Phonics and Reading

Phonics Intent

“Today a reader, tomorrow a leader.”      

Margaret Fuller


At Black Horse Infant School we use the Little Wandle accredited phonics scheme starting from Foundation 1 (nursery). Phonics is taught on a daily basis. Our systematic approach to teaching phonics means we take a planned, thorough approach, teaching children the simplest phonemes (sounds) first and progressing all the way through to the most complex combinations of letters. Consequently, almost all children quickly become confident and independent readers. They soon move away from the mechanics of identifying and blending letter sounds (or ‘decoding’ words) and start reading fluently and skilfully, even when they come across words they have never heard or seen before. They can also use this knowledge to begin to spell new words they hear. 

Reading Intent

“There is more treasure in books than in all the pirates’ loot on Treasure Island.” Walt Disney   

 “A child who reads will be an adult who thinks.”  Sacha Salmina


Reading is at the heart of our ambitious curriculum. If children do not learn to read, they cannot read to learn. Therefore, reading really can change lives.

Great importance is placed on promoting and instilling in children a deep love of literature. We aspire for our children to be confident, independent readers, in the best place possible for their continued learning at our Junior School. Across the curriculum, children are exposed to high quality texts, and reading skills are taught explicitly in all year groups. Story and rhyme times are prioritised across the school so we can develop a deep love of reading, expose children to new vocabulary and broaden our children's knowledge.  Moreover, reading for pleasure is a cornerstone of our approach, with themed class libraries in every room.




'Reading is fundamental to education. Proficiency in reading, writing and spoken language is vital for pupils’ success. Through these, they develop communication skills for education and for working with others: in school, in training and at work. Pupils who find it difficult to learn to read are likely to struggle across the curriculum, since English is both a subject in its own right and the medium for teaching. This is why the government is committed to continuing to raise standards of literacy for all.'


The reading framework Teaching the foundations of literacy July 2021


The Reading Model at BHHIS


Your child will read the same phonetically decodable book in school from our reading scheme in school at least three times per week with an adult. The children read in groups, led by a trained adult. Each day has a specific focus. 


Daily Focus -

Day 1 – Decoding and Prediction

Day 2- Fluency and Prosody

Day 3 – Comprehension

 (Children in Foundation 2 and Year 1 have reading four times a week)

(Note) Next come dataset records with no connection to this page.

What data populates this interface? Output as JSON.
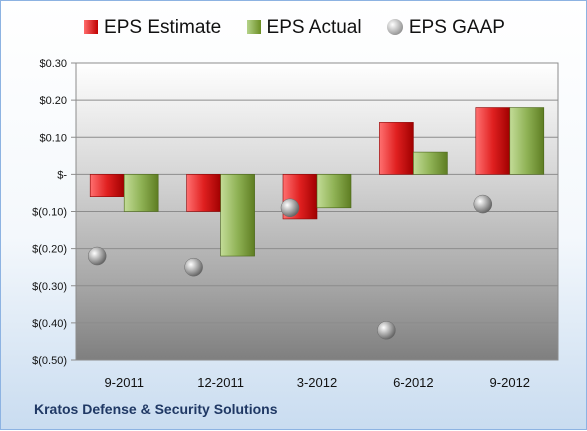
{
  "footer": {
    "company": "Kratos Defense & Security Solutions"
  },
  "legend": {
    "estimate": "EPS Estimate",
    "actual": "EPS Actual",
    "gaap": "EPS GAAP"
  },
  "colors": {
    "estimate": "#c00000",
    "actual": "#6b8e23",
    "gaap": "#8c8c8c",
    "plot_background": "#d9d9d9"
  },
  "chart_data": {
    "type": "bar",
    "title": "",
    "xlabel": "",
    "ylabel": "",
    "categories": [
      "9-2011",
      "12-2011",
      "3-2012",
      "6-2012",
      "9-2012"
    ],
    "series": [
      {
        "name": "EPS Estimate",
        "kind": "bar",
        "values": [
          -0.06,
          -0.1,
          -0.12,
          0.14,
          0.18
        ]
      },
      {
        "name": "EPS Actual",
        "kind": "bar",
        "values": [
          -0.1,
          -0.22,
          -0.09,
          0.06,
          0.18
        ]
      },
      {
        "name": "EPS GAAP",
        "kind": "marker",
        "values": [
          -0.22,
          -0.25,
          -0.09,
          -0.42,
          -0.08
        ]
      }
    ],
    "ylim": [
      -0.5,
      0.3
    ],
    "yticks": [
      0.3,
      0.2,
      0.1,
      0,
      -0.1,
      -0.2,
      -0.3,
      -0.4,
      -0.5
    ],
    "ytick_labels": [
      "$0.30",
      "$0.20",
      "$0.10",
      "$-",
      "$(0.10)",
      "$(0.20)",
      "$(0.30)",
      "$(0.40)",
      "$(0.50)"
    ],
    "grid": true,
    "legend_position": "top"
  }
}
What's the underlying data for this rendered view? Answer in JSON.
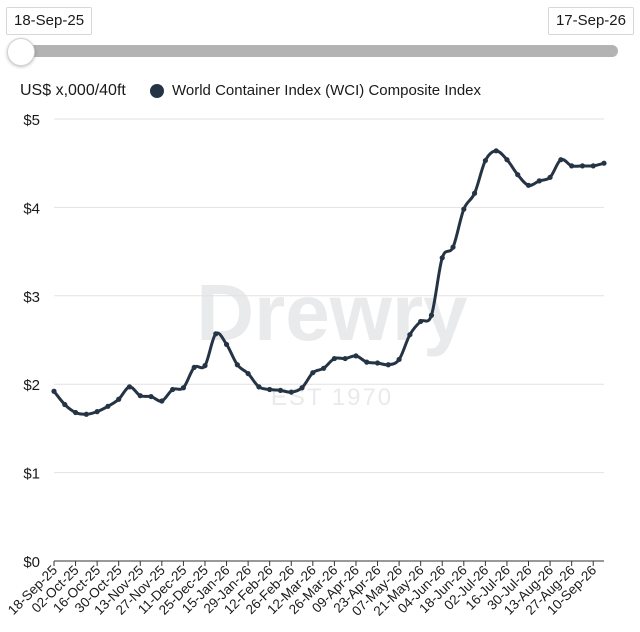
{
  "slider": {
    "start_date": "18-Sep-25",
    "end_date": "17-Sep-26"
  },
  "unit_label": "US$ x,000/40ft",
  "legend": {
    "label": "World Container Index (WCI) Composite Index",
    "color": "#253445"
  },
  "watermark": {
    "brand": "Drewry",
    "est": "EST 1970"
  },
  "colors": {
    "line": "#253445",
    "grid": "#e2e2e2",
    "axis": "#333333"
  },
  "chart_data": {
    "type": "line",
    "ylabel": "US$ x,000/40ft",
    "ylim": [
      0,
      5
    ],
    "yticks": [
      "$0",
      "$1",
      "$2",
      "$3",
      "$4",
      "$5"
    ],
    "ytick_values": [
      0,
      1,
      2,
      3,
      4,
      5
    ],
    "xtick_labels": [
      "18-Sep-25",
      "02-Oct-25",
      "16-Oct-25",
      "30-Oct-25",
      "13-Nov-25",
      "27-Nov-25",
      "11-Dec-25",
      "25-Dec-25",
      "15-Jan-26",
      "29-Jan-26",
      "12-Feb-26",
      "26-Feb-26",
      "12-Mar-26",
      "26-Mar-26",
      "09-Apr-26",
      "23-Apr-26",
      "07-May-26",
      "21-May-26",
      "04-Jun-26",
      "18-Jun-26",
      "02-Jul-26",
      "16-Jul-26",
      "30-Jul-26",
      "13-Aug-26",
      "27-Aug-26",
      "10-Sep-26"
    ],
    "series": [
      {
        "name": "World Container Index (WCI) Composite Index",
        "values": [
          1.92,
          1.77,
          1.68,
          1.66,
          1.69,
          1.75,
          1.83,
          1.97,
          1.87,
          1.86,
          1.81,
          1.94,
          1.96,
          2.19,
          2.21,
          2.57,
          2.45,
          2.22,
          2.12,
          1.97,
          1.94,
          1.93,
          1.91,
          1.96,
          2.13,
          2.18,
          2.29,
          2.29,
          2.32,
          2.25,
          2.24,
          2.22,
          2.28,
          2.56,
          2.71,
          2.78,
          3.43,
          3.55,
          3.98,
          4.16,
          4.53,
          4.64,
          4.54,
          4.37,
          4.25,
          4.3,
          4.34,
          4.54,
          4.47,
          4.47,
          4.47,
          4.5
        ]
      }
    ]
  }
}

Within each session there is a specific structure that all staff follow throughout the school.



Focus 1: Grapheme Phoneme Correspondence

Focus 2: Use flash cards to read tricky and fully decodable words.

Focus 3: Teach the children to read the tricky words in the text

Focus 4: The trained adult with the group models the skill that we are practising.


The phonetically decodable  book will be allocated to your child on a Thursday after the book has been read in school.


Children who are not making expected progress in their reading take part in "Keep Up" sessions with adults in school.




Home Reading 

Your child will bring home two books. One is for your child to read to you. It has been carefully chosen to match the phonic phase that your child is working on so children should be able to read the words. We strongly  encourage parents/carers to practise reading for five/ten minutes each evening to develop fluency. The other book has words that your child may not be able to read yet. It is for you to read to your child and to talk about together.


Phonetically Decodable Books ( Collins Big Cat)


These are your child’s focused reading books linked to the

sessions we deliver in school.

  •  Do not read the book aloud before your child reads it to you.
  •  Ask your child to read the phonemes (sounds) and words inside the front cover before he or she reads the book.
  •  When your child reads the book, ask him or her to segment and blend out the words that he or she cannot read automatically.
  •  Don’t allow your child to struggle too much. Praise your child when he or she succeeds or for their effort.
  •  Do not ask your child to guess the word by using the pictures.
  •  Do it all with patience and love!


Reading for pleasure book 

These are an additional book that your child chooses from a selection within the classroom to share at home. These books can be changed as often as your child wishes.

  •  Read the book to your child or read parts together.
  •  Your child may be able to recognise tricky words in the book and be able to segment and blend (sounds out) out some words.
  •  Talk about the story together and consider the key characters/event/information
  •  Do not ask your child to read these books independently.